The next requirement is staff. Right now (and for the foreseeable future) data analytics professionals can write their own tickets. So this may be a problem for startups or smaller companies. However, larger companies may have business analysts who could fill this role. Kelly said that you could potentially pair them with IA to perform analysis projects. IA are going to know how to audit and what questions to ask, however they may not know how to get the visualization and the analytics done well and that is where the business analysts come in.

The pairing of a subject matter expert (SME) with IA can also work. Kelly pointed to the example from the Cleveland Clinic where the Chief Integrity Officer, Don Sinko, has had success using employees from the nursing staff as they know the operations inside and out and when you pair them with an internal auditor it “creates a nucleus of operational knowledge.” Other examples are banks which use employees from the customer care centers because they have the greatest knowledge of the company’s problems.

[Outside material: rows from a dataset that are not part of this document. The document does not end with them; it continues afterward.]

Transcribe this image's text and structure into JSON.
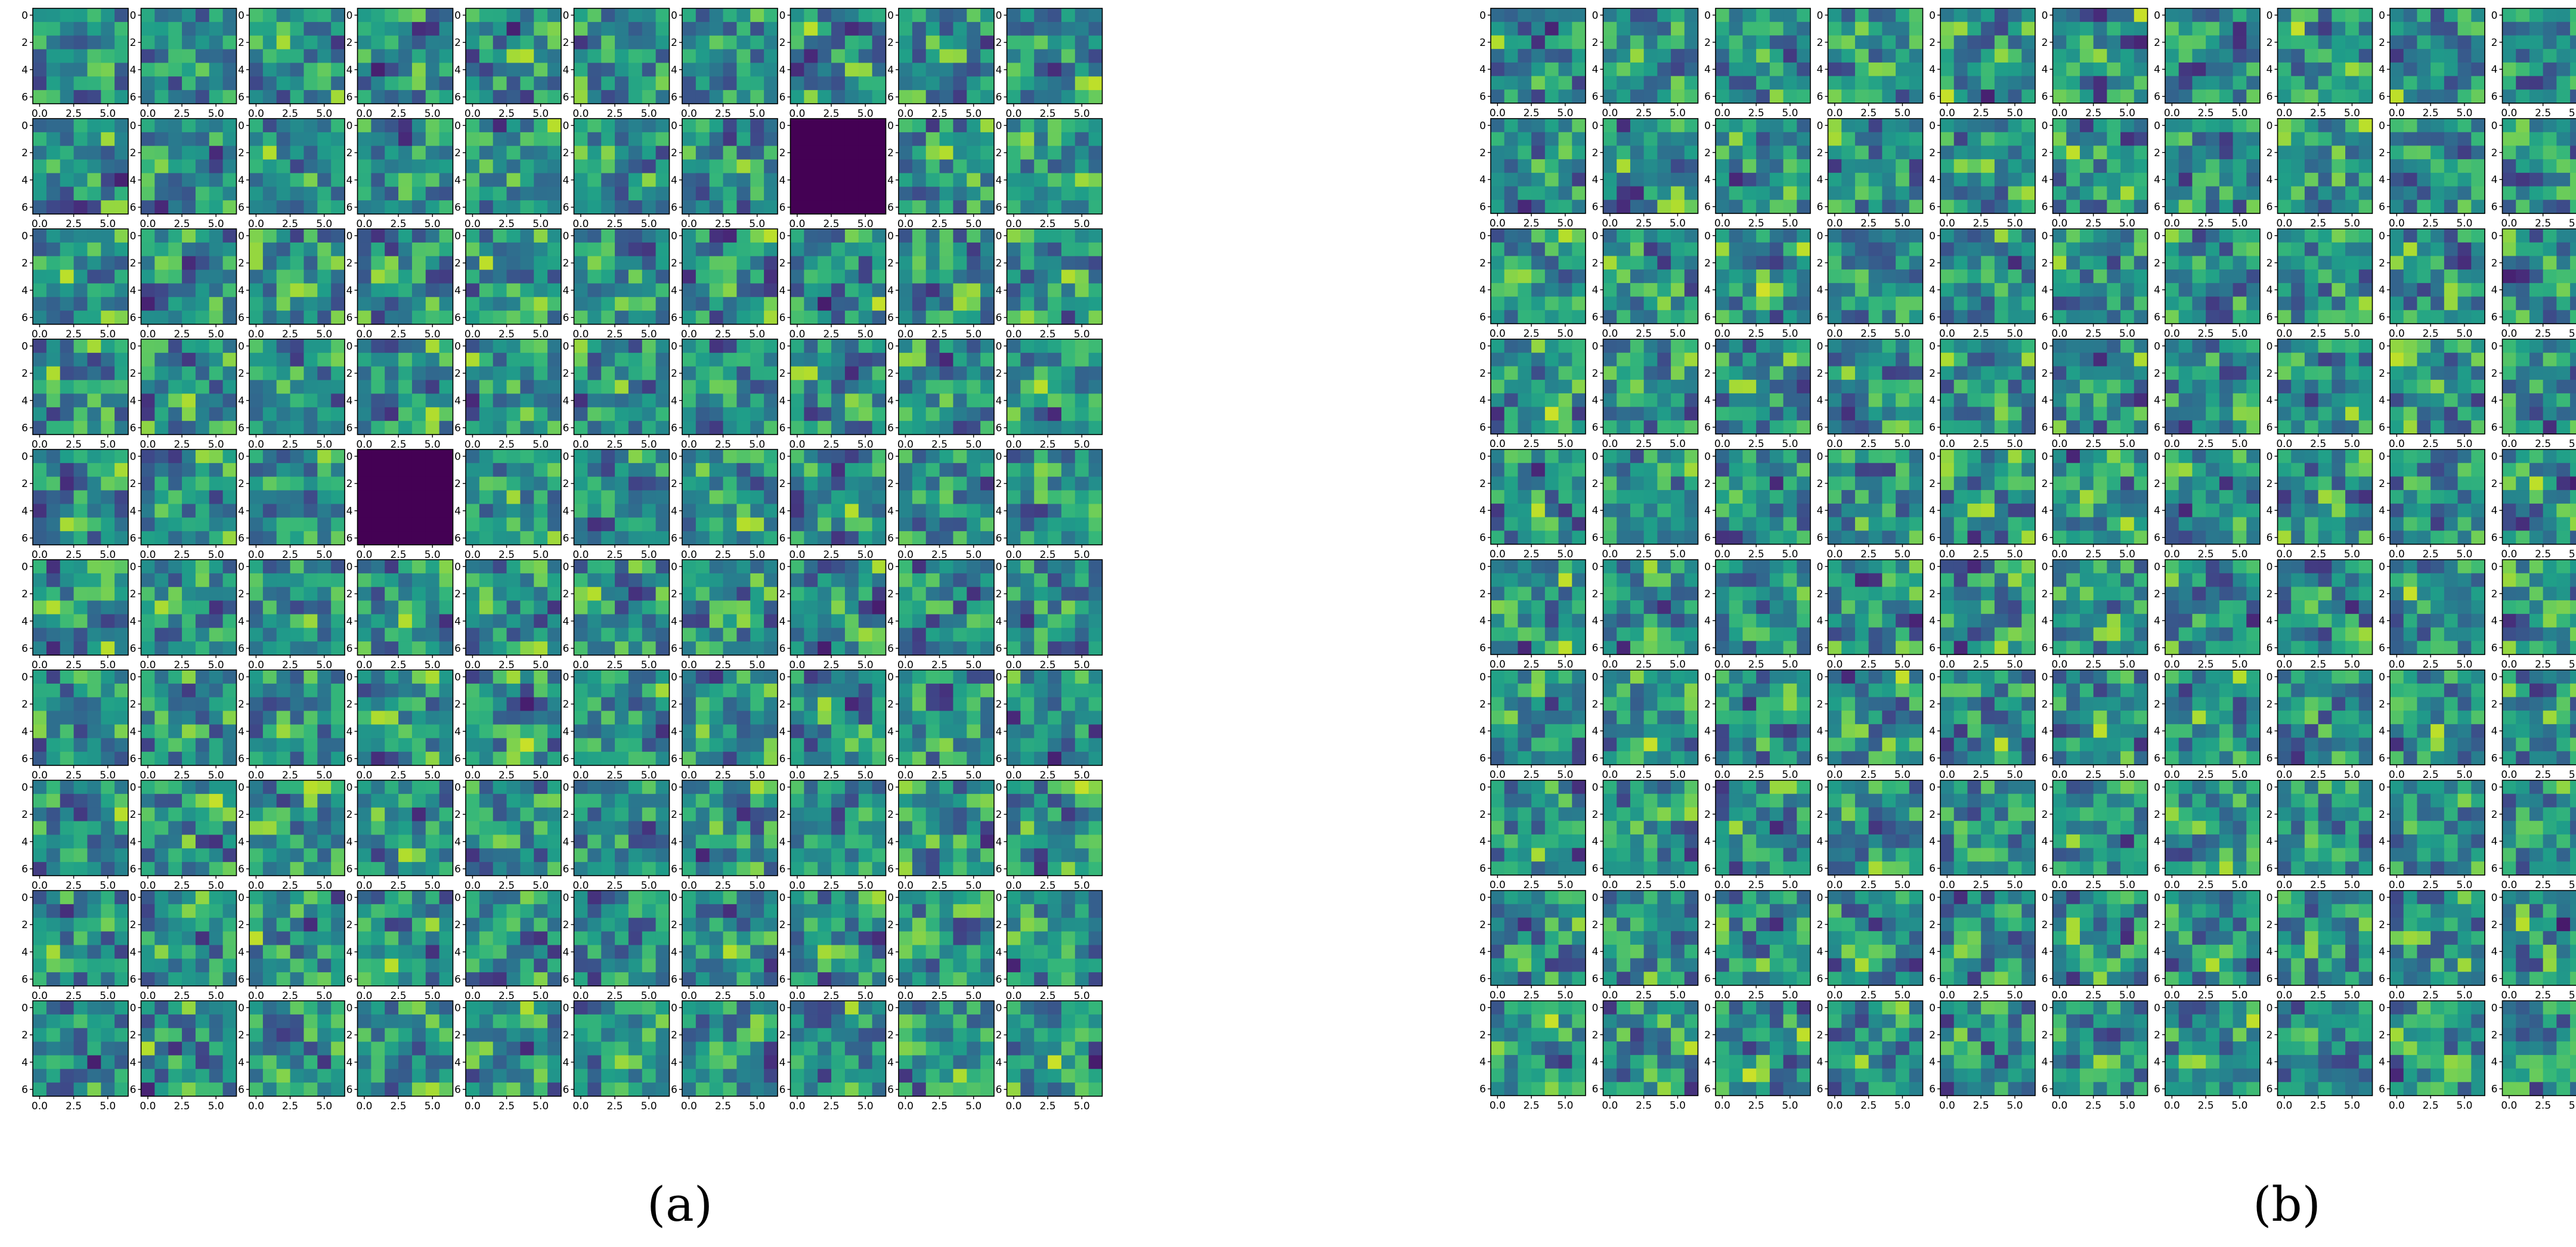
{
  "chart_data": [
    {
      "type": "heatmap",
      "caption": "(a)",
      "grid": {
        "rows": 10,
        "cols": 10
      },
      "cells": {
        "rows": 7,
        "cols": 7
      },
      "colormap": "viridis",
      "x_ticks": [
        "0.0",
        "2.5",
        "5.0"
      ],
      "x_tick_values": [
        0.0,
        2.5,
        5.0
      ],
      "y_ticks": [
        "0",
        "2",
        "4",
        "6"
      ],
      "y_tick_values": [
        0,
        2,
        4,
        6
      ],
      "xlim": [
        -0.5,
        6.5
      ],
      "ylim": [
        6.5,
        -0.5
      ],
      "uniform_panels": [
        {
          "row": 1,
          "col": 7,
          "value": 0.0
        },
        {
          "row": 4,
          "col": 3,
          "value": 0.0
        }
      ],
      "seed": 11
    },
    {
      "type": "heatmap",
      "caption": "(b)",
      "grid": {
        "rows": 10,
        "cols": 10
      },
      "cells": {
        "rows": 7,
        "cols": 7
      },
      "colormap": "viridis",
      "x_ticks": [
        "0.0",
        "2.5",
        "5.0"
      ],
      "x_tick_values": [
        0.0,
        2.5,
        5.0
      ],
      "y_ticks": [
        "0",
        "2",
        "4",
        "6"
      ],
      "y_tick_values": [
        0,
        2,
        4,
        6
      ],
      "xlim": [
        -0.5,
        6.5
      ],
      "ylim": [
        6.5,
        -0.5
      ],
      "uniform_panels": [],
      "seed": 29
    }
  ],
  "colors": {
    "viridis_stops": [
      "#440154",
      "#482878",
      "#3e4989",
      "#31688e",
      "#26828e",
      "#1f9e89",
      "#35b779",
      "#6ece58",
      "#b5de2b",
      "#fde725"
    ]
  }
}
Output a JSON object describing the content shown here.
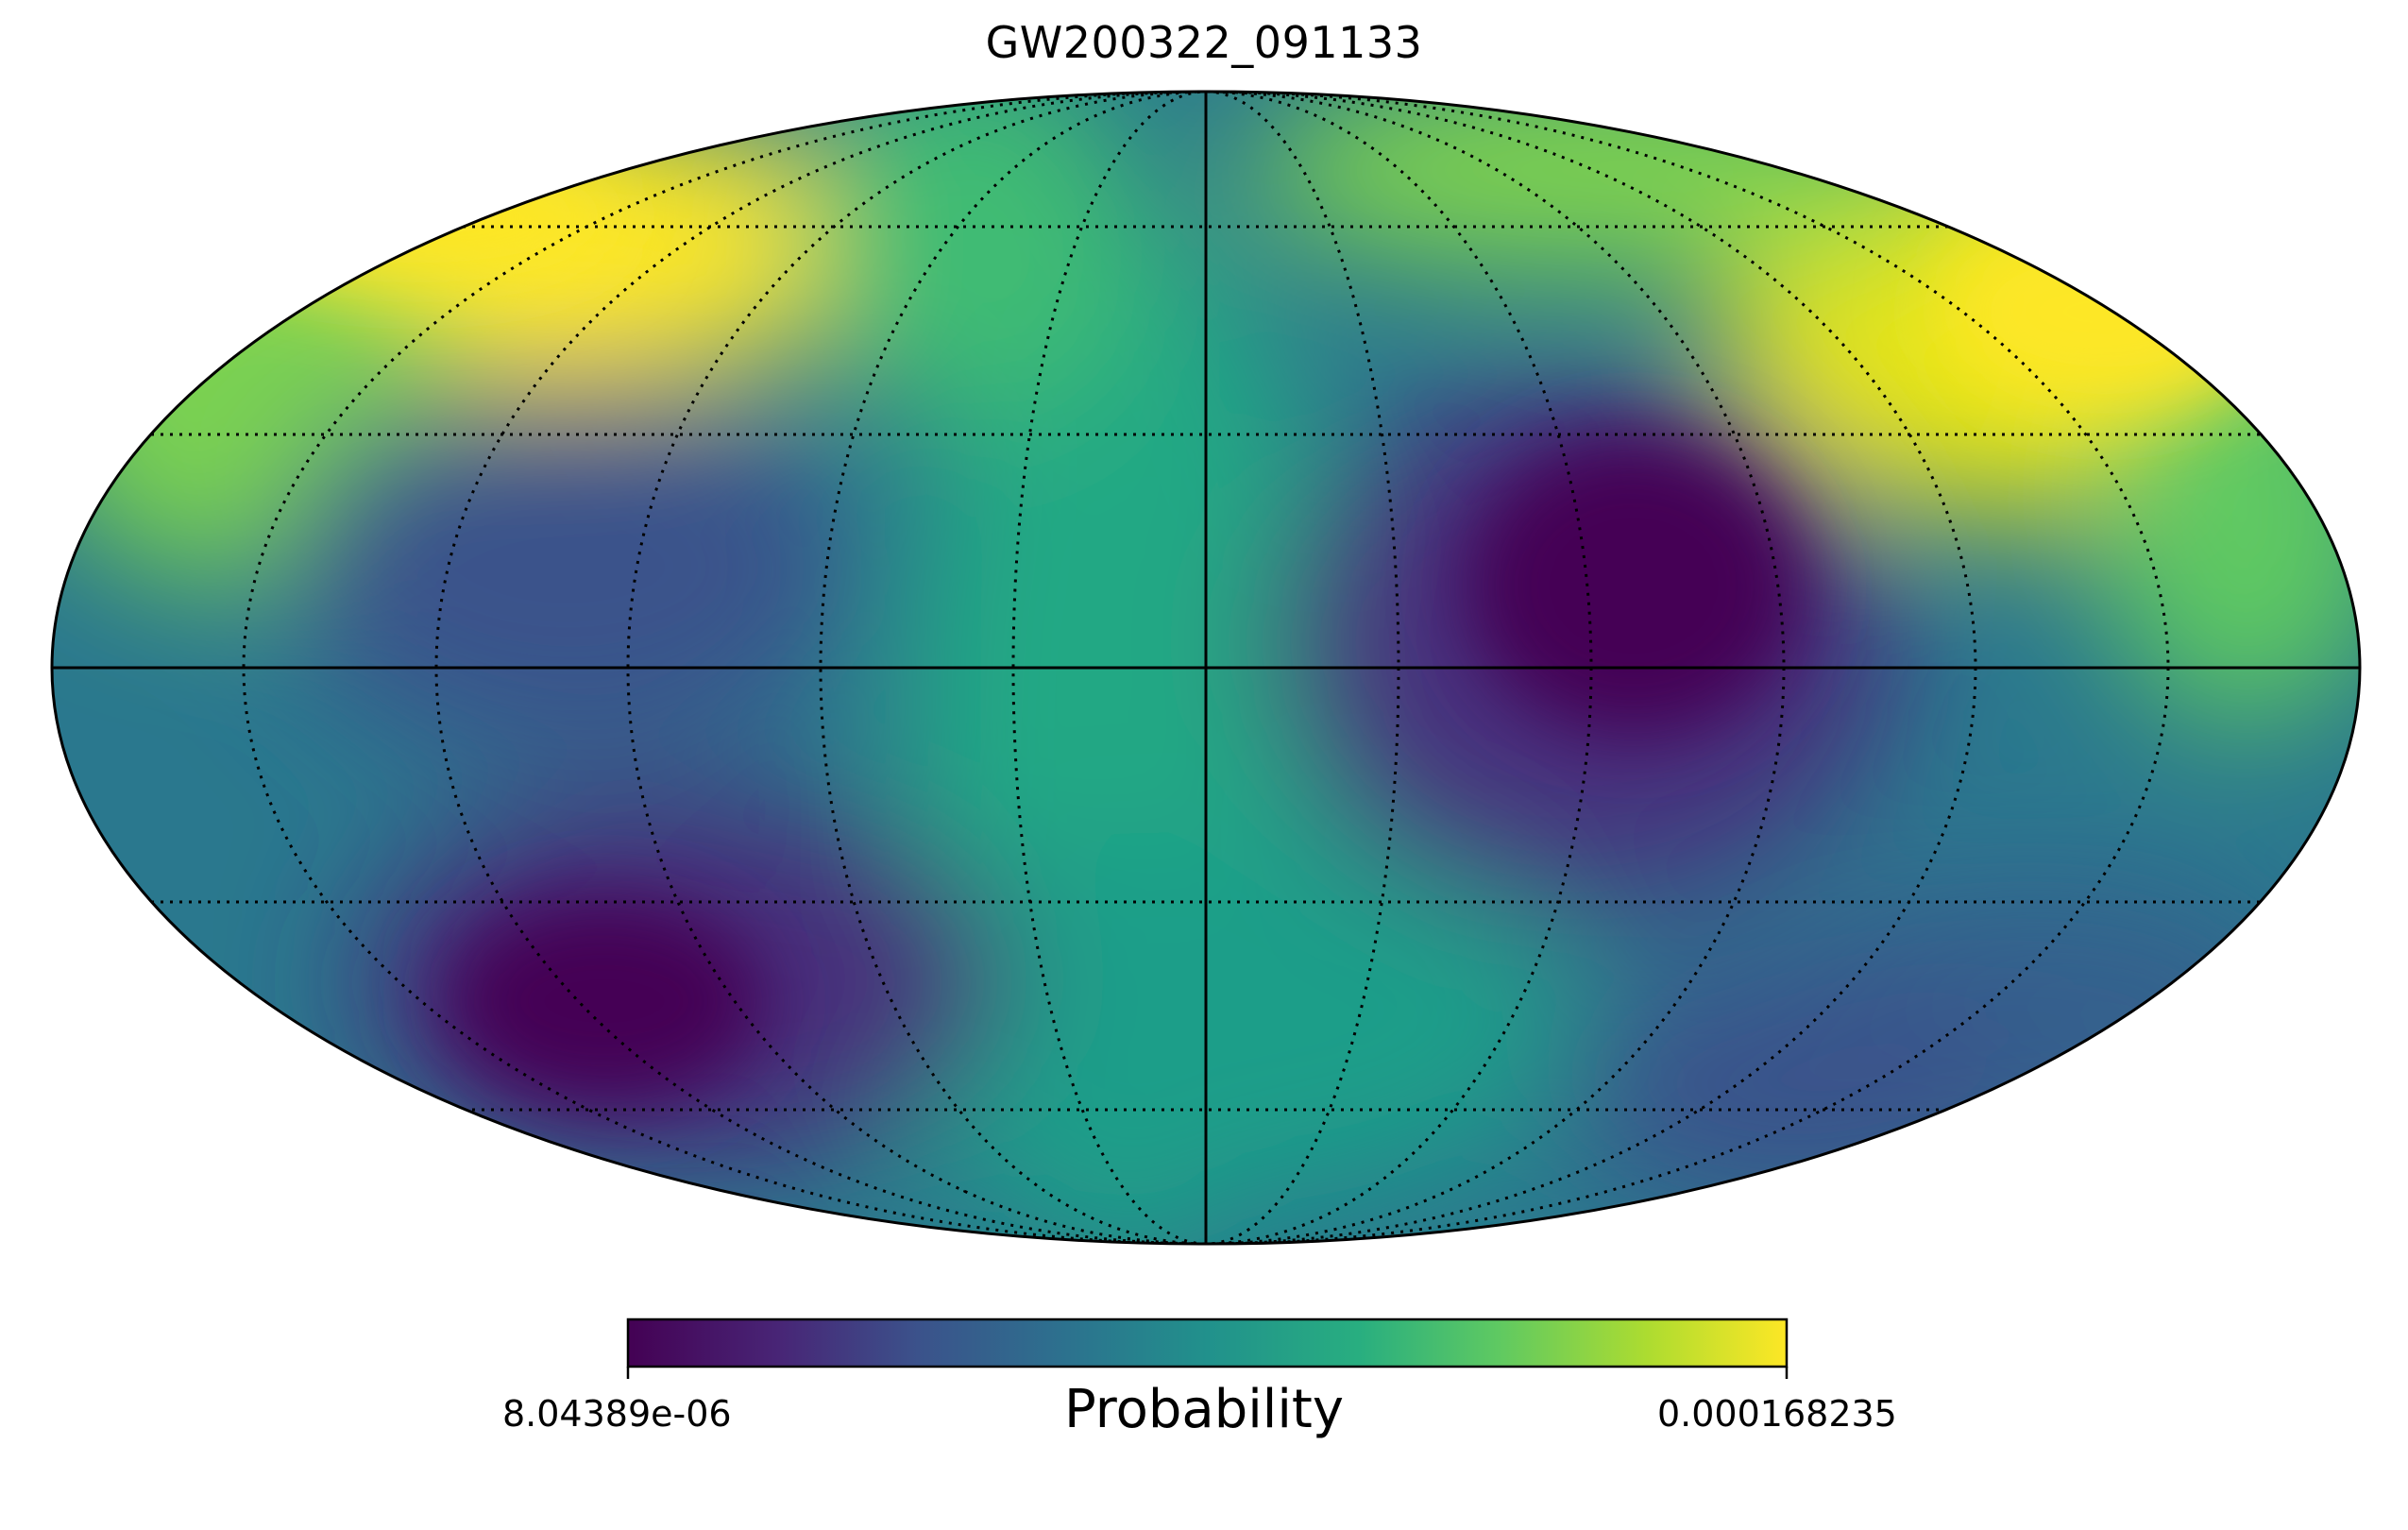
{
  "title": "GW200322_091133",
  "colorbar": {
    "label": "Probability",
    "min_label": "8.04389e-06",
    "max_label": "0.000168235",
    "colormap": "viridis"
  },
  "projection": "mollweide",
  "graticule": {
    "meridian_spacing_deg": 30,
    "parallel_spacing_deg": 30,
    "style": "dotted"
  },
  "colors": {
    "low": "#440154",
    "mid": "#21918c",
    "high": "#fde725"
  }
}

Another key issue which Kelly pointed to was does the company truly understand its objectives? He stated, “What are the actual objectives? Does everybody know them? Does everybody know which one is ranked number one and which one is ranked two, three and four? You really need to think through this is what we want to achieve.” From there you should ask what are the risks that might prevent us from achieving these objectives? The next step is to then reverse engineer what business process controls are to minimize that is going wrong. Kelly said another way to consider it is that “you need to manage the risk and actually the more technical school of thought out there is, it's an objective based risk management is what you need. What are my objectives? What are the risks to achieving them? How do I reduce those risks?” The implicit assumption is the business knows what its objectives are and which ones are more important than others.  

The IA evolution that we have explored over this five-part series follows what I see as the evolution of compliance where it went from a paper program to doing compliance to operationalizing compliance and beyond that now. IA, compliance and a wide variety of other corporate disciplines really need to change their thinking about risk and looking at risk as not only an opportunity to harness and channel but also to more nimbly manage that risk going forward, not simply just fulfilling some legal compliance. Kelly added some thoughts from the compliance realm, which is that “many compliance officers’ wince at the idea of compliance as a bolt on addition which you engage in only at the end of the business process.” This outdated definition of the corporate compliance function, “is a drag at the end of the otherwise aerodynamic operation. It slows everything down and you don't want that. You want compliance embedded throughout the whole organization and smart ethical conduct all the way through.”

This has a similar dynamic with IA because historically IA would do a financial statement audit and it would be bolt on because you only do the annual audit once a year. It was performed and completed after the end of the fiscal year. Now we are moving beyond this as Boards of Directors need more assurance on more risks. They need to know that risk is governed and it is governed all the way through from the risk management cycle.

Now overlay the same dynamic with the compliance function. As Kelly noted, “we're talking about risk monitoring and internal audit as opposed to ethics and compliance and the compliance function. This is where internal audit needs to get to because this is where business processes are moving to. All information is becoming datafiedand you are able to monitor this data.” Kelly added a visualization when he said, “You are able to analyze when something drifts out of the Green Zone and into the Red Zone.” Kelly believes this is where we are headed and closed by stating, “I think we can probably get there, but there's no reason why we cannot do so. With  some good thinking and good use of technology now, there is no reason why you could not start your organization on that path right away.”